Don't try to debug everything at once. Start with extremely simple examples. Possibly divert the hexadecimal display to show PC information during debugging (feel free to divert other things as well). For instance, what about simple program with break as the first instruction and a bunch of nops. Can you get that to work? What about simple I/O examples? Once you make sure that your simplest tests work, you can move on to more complicated tests.
Please include information in your writeup about
the total number of FPGA slices used for your design and the fraction
the Xilinx part that has been used for your design. This
should be available in the log files post place-and-route.
Calculate the cycle time for your pipelined processor. To do this, you will need to understand the Xilinx timing analysis tools. In your writeup, discuss what your critical path is, and what steps you could do to reduce it. If we just took our Lab 2 single-cycle processor, and added pipeline registers at key points, we would expect the cycle time to be the inverse of the delay through the longest block (ALU? Next PC? Memory?). Is this the performance that you were able to achieve? Why or why not?

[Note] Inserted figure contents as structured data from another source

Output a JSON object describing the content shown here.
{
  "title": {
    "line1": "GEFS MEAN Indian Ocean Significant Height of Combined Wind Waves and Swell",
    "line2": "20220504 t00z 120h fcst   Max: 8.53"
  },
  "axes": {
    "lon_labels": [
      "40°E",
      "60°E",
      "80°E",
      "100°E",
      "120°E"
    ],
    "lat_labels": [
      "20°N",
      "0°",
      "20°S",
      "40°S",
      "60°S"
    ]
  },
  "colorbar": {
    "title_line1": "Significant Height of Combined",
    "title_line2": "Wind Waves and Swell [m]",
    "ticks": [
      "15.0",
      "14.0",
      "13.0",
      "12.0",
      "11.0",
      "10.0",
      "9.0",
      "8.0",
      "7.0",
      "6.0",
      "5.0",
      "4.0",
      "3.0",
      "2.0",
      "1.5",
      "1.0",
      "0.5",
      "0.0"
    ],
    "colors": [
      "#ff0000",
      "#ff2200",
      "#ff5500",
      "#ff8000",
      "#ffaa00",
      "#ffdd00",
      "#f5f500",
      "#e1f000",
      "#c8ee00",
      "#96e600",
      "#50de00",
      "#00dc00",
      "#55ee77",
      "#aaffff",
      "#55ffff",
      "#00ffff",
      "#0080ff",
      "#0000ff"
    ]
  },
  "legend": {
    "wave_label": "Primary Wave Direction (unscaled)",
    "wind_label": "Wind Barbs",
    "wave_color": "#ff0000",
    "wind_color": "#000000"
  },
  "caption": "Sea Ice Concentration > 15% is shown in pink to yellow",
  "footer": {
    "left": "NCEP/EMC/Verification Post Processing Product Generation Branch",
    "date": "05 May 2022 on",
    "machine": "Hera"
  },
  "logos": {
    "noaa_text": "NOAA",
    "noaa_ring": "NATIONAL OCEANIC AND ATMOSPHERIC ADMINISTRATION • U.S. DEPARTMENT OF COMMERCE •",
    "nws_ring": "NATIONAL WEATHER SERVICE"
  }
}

Turn in a copy of your Verilog code (including test benches), processor schematic, diagnostic program(s) and your on-line logs. Also turn in simulation logs that show correct operation of the processor. These logs should show the operations that were performed, and then the contents of memory with the correct values in it. Also turn in logs from your test benches.
As part of your writeup, do a port-mortem for your test plan. Show bug curves, and give examples of the type of bugs you found early on because of your test plan (as well as "escaped" bugs you found later than you would have hoped).
How much time did your team spend on this assignment?